Progression of medial compartment knee osteoarthritis (OA) has been associated with repetitive mechanical loading during walking, often characterized by the peak knee adduction (KAM) and knee flexion moments (KFM). However, the relative contributions of these components to the knee total joint moment (TJM) can change as the disease progresses since KAM and KFM are influenced by different factors that change over time. This study tested the hypothesis that the relative contributions of KAM, KFM, and the rotational moment (KRM) to the TJM change over time in subjects with medial compartment knee OA. Patients with medial compartment knee OA (n = 19) were tested walking at their self-selected speed at baseline and a 5-year follow-up. For each frame during stance, the TJM was calculated using the KAM, KFM, and KRM. The peaks of the TJM and the relative contributions of the moment components at the time of the peaks of the TJM were tested for changes between baseline and follow-up. The percent contribution of KFM to the first peak of the TJM (TJM1) significantly decreased (p < 0.001) and the percent contribution of KAM to TJM1 significantly increased (p < 0.001), while the magnitude of the TJM1 did not significantly change over the 5-year follow-up. These gait changes with disease progression appear to maintain a constant TJM1, but the transition from a KFM to a KAM dominance appears to reflect gait changes associated with progressing OA and pain. Thus, the TJM and its component analysis captures a comprehensive metric for total loading on the knee over time. Published 2018. This article is a U.S. Government work and is in the public domain in the USA. 36:2373-2379, 2018.
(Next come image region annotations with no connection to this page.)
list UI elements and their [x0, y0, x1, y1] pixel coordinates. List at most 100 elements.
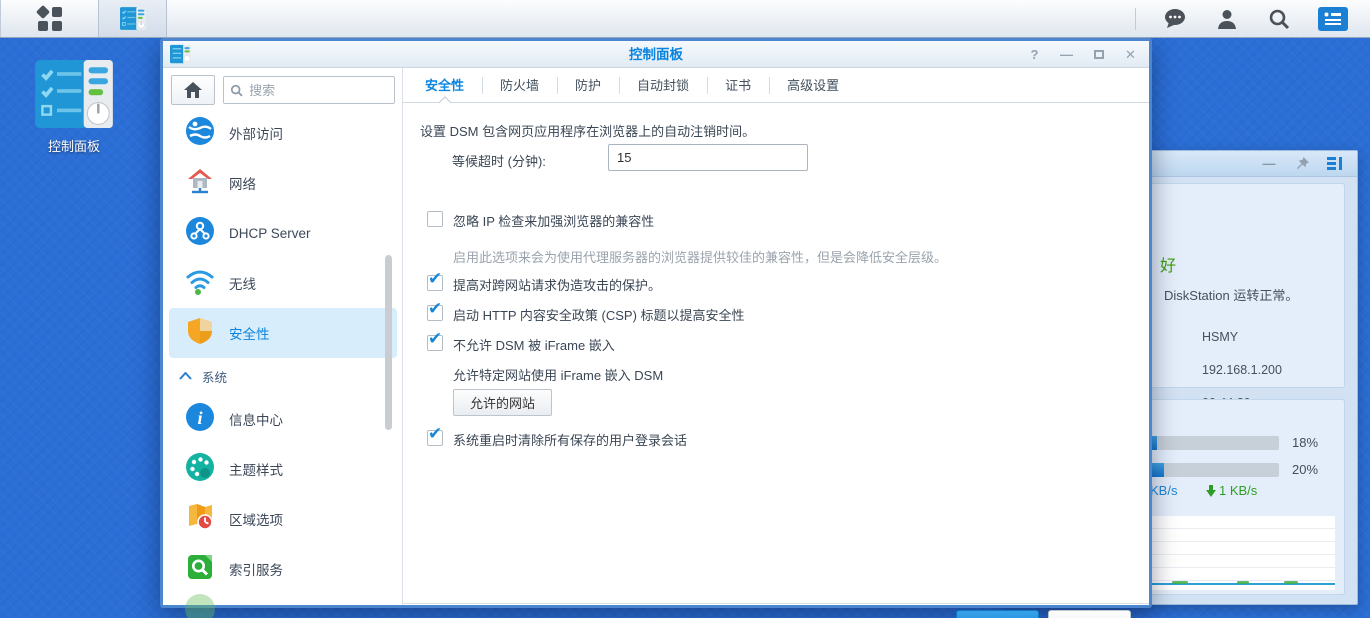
- csrf-protection-checkbox[interactable]: [427, 275, 443, 291]
- sidebar-item-label: 索引服务: [229, 559, 283, 579]
- taskbar: [0, 0, 1370, 38]
- timeout-label: 等候超时 (分钟):: [452, 151, 546, 170]
- sidebar-item-regional-options[interactable]: 区域选项: [169, 494, 397, 544]
- checkbox-row-csrf: 提高对跨网站请求伪造攻击的保护。: [427, 275, 661, 294]
- tab-firewall[interactable]: 防火墙: [482, 68, 557, 102]
- sidebar-item-label: 主题样式: [229, 459, 283, 479]
- widget-panel-icon[interactable]: [1327, 156, 1343, 172]
- control-panel-window: 控制面板 ? — ✕: [160, 38, 1152, 608]
- sidebar-items: 外部访问 网络 DHCP Server: [163, 108, 403, 605]
- svg-text:i: i: [197, 408, 202, 428]
- tab-protection[interactable]: 防护: [557, 68, 619, 102]
- tab-advanced[interactable]: 高级设置: [769, 68, 857, 102]
- desktop-shortcut-label: 控制面板: [28, 136, 120, 155]
- minimize-button[interactable]: —: [1058, 46, 1075, 63]
- sidebar-item-indexing-service[interactable]: 索引服务: [169, 544, 397, 594]
- sidebar-item-wireless[interactable]: 无线: [169, 258, 397, 308]
- dhcp-icon: [185, 216, 215, 251]
- sidebar-item-label: 无线: [229, 273, 256, 293]
- globe-icon: [185, 116, 215, 151]
- pin-icon[interactable]: [1294, 156, 1310, 172]
- widgets-icon[interactable]: [1318, 7, 1348, 31]
- sidebar-toolbar: [163, 68, 403, 112]
- taskbar-control-panel-button[interactable]: [98, 0, 167, 37]
- sidebar-item-partial-icon: [185, 594, 215, 618]
- sidebar-item-security[interactable]: 安全性: [169, 308, 397, 358]
- close-button[interactable]: ✕: [1122, 46, 1139, 63]
- sidebar-item-external-access[interactable]: 外部访问: [169, 108, 397, 158]
- help-button[interactable]: ?: [1026, 46, 1043, 63]
- checkbox-label: 忽略 IP 检查来加强浏览器的兼容性: [453, 211, 654, 230]
- download-speed-label: 1 KB/s: [1206, 483, 1257, 498]
- checkbox-row-clear-sessions: 系统重启时清除所有保存的用户登录会话: [427, 430, 687, 449]
- checkbox-label: 不允许 DSM 被 iFrame 嵌入: [453, 335, 615, 354]
- ignore-ip-hint: 启用此选项来会为使用代理服务器的浏览器提供较佳的兼容性，但是会降低安全层级。: [453, 247, 947, 266]
- desktop-control-panel-shortcut[interactable]: 控制面板: [28, 60, 120, 155]
- search-input[interactable]: [249, 83, 388, 98]
- sidebar-item-label: DHCP Server: [229, 226, 311, 241]
- shield-icon: [185, 316, 215, 351]
- footer-divider: [403, 603, 1149, 604]
- window-titlebar[interactable]: 控制面板 ? — ✕: [163, 41, 1149, 68]
- sidebar-scrollbar[interactable]: [385, 255, 392, 430]
- main-menu-button[interactable]: [1, 0, 98, 37]
- clear-sessions-checkbox[interactable]: [427, 430, 443, 446]
- sidebar-item-label: 外部访问: [229, 123, 283, 143]
- apply-button[interactable]: 应用: [956, 610, 1039, 618]
- sidebar: 外部访问 网络 DHCP Server: [163, 68, 403, 605]
- allowed-sites-button[interactable]: 允许的网站: [453, 389, 552, 416]
- checkbox-label: 提高对跨网站请求伪造攻击的保护。: [453, 275, 661, 294]
- sidebar-item-label: 信息中心: [229, 409, 283, 429]
- upload-speed-label: KB/s: [1150, 483, 1177, 498]
- tab-certificate[interactable]: 证书: [707, 68, 769, 102]
- window-controls: ? — ✕: [1026, 41, 1139, 68]
- user-icon[interactable]: [1214, 6, 1240, 32]
- sidebar-item-network[interactable]: 网络: [169, 158, 397, 208]
- sidebar-item-theme[interactable]: 主题样式: [169, 444, 397, 494]
- sidebar-section-label: 系统: [202, 367, 227, 386]
- desktop: 控制面板 — 好 DiskStation 运转正常。 HSMY 192.168.…: [0, 0, 1370, 618]
- csp-header-checkbox[interactable]: [427, 305, 443, 321]
- sidebar-item-label: 区域选项: [229, 509, 283, 529]
- window-title: 控制面板: [163, 41, 1149, 68]
- tabs-bar: 安全性 防火墙 防护 自动封锁 证书 高级设置: [403, 68, 1149, 103]
- deny-iframe-checkbox[interactable]: [427, 335, 443, 351]
- checkbox-row-ignore-ip: 忽略 IP 检查来加强浏览器的兼容性: [427, 211, 654, 230]
- health-status-highlight: 好: [1160, 252, 1176, 276]
- chevron-up-icon: [179, 372, 192, 380]
- checkbox-label: 系统重启时清除所有保存的用户登录会话: [453, 430, 687, 449]
- wifi-icon: [185, 266, 215, 301]
- checkbox-row-iframe: 不允许 DSM 被 iFrame 嵌入: [427, 335, 615, 354]
- ram-usage-percent: 20%: [1292, 462, 1318, 477]
- region-icon: [185, 502, 215, 537]
- maximize-button[interactable]: [1090, 46, 1107, 63]
- tab-security[interactable]: 安全性: [407, 68, 482, 102]
- taskbar-right-icons: [1135, 0, 1370, 37]
- pane-description: 设置 DSM 包含网页应用程序在浏览器上的自动注销时间。: [420, 121, 755, 140]
- checkbox-label: 启动 HTTP 内容安全政策 (CSP) 标题以提高安全性: [453, 305, 745, 324]
- info-icon: i: [185, 402, 215, 437]
- taskbar-right-separator: [1135, 8, 1136, 30]
- search-icon[interactable]: [1266, 6, 1292, 32]
- chat-icon[interactable]: [1162, 6, 1188, 32]
- reset-button[interactable]: 重置: [1048, 610, 1131, 618]
- sidebar-item-info-center[interactable]: i 信息中心: [169, 394, 397, 444]
- home-button[interactable]: [171, 75, 215, 105]
- control-panel-app-icon: [28, 60, 120, 128]
- sidebar-section-system[interactable]: 系统: [163, 358, 403, 394]
- cpu-usage-percent: 18%: [1292, 435, 1318, 450]
- index-icon: [185, 552, 215, 587]
- sidebar-item-label: 网络: [229, 173, 256, 193]
- security-pane: 设置 DSM 包含网页应用程序在浏览器上的自动注销时间。 等候超时 (分钟): …: [403, 103, 1149, 605]
- timeout-input[interactable]: [608, 144, 808, 171]
- ignore-ip-checkbox[interactable]: [427, 211, 443, 227]
- sidebar-item-dhcp-server[interactable]: DHCP Server: [169, 208, 397, 258]
- search-box[interactable]: [223, 76, 395, 104]
- widget-minimize-icon[interactable]: —: [1261, 156, 1277, 172]
- iframe-subnote: 允许特定网站使用 iFrame 嵌入 DSM: [453, 365, 663, 384]
- content-area: 安全性 防火墙 防护 自动封锁 证书 高级设置 设置 DSM 包含网页应用程序在…: [403, 68, 1149, 605]
- down-arrow-icon: [1206, 485, 1216, 497]
- search-icon: [230, 83, 243, 98]
- control-panel-app-icon: [120, 7, 146, 30]
- tab-auto-block[interactable]: 自动封锁: [619, 68, 707, 102]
膝关节内侧间室骨关节炎(OA)的进展与步行过程中的重复性机械负荷有关,其特征通常为膝关节内收峰值(KAM)和膝关节屈曲力矩(KFM)。然而,随着疾病进展,这些组成部分对膝关节总关节力矩(TJM)的相对贡献可能会发生变化,因为KAM和KFM受随时间变化的不同因素影响。本研究检验了以下假设:在膝关节内侧间室OA患者中,KAM、KFM和旋转力矩(KRM)对TJM的相对贡献会随时间变化。对19名膝关节内侧间室OA患者在基线期和5年随访时以其自行选择的速度行走进行测试。在站立期的每一帧,使用KAM、KFM和KRM计算TJM。测试TJM的峰值以及TJM峰值时力矩组成部分的相对贡献在基线期和随访期之间的变化。KFM对TJM第一个峰值(TJM1)的贡献百分比显著降低(p<0.001),而KAM对TJM1的贡献百分比显著增加(p<0.001),而在5年随访期间TJM1的大小没有显著变化。随着疾病进展出现的这些步态变化似乎维持了恒定的TJM1,但从KFM主导到KAM主导的转变似乎反映了与OA进展和疼痛相关的步态变化。因此,TJM及其组成部分分析捕捉了随时间推移膝关节总负荷的综合指标。2018年发表。本文是美国政府作品,在美国属于公共领域。36:2373 - 2379, 2018。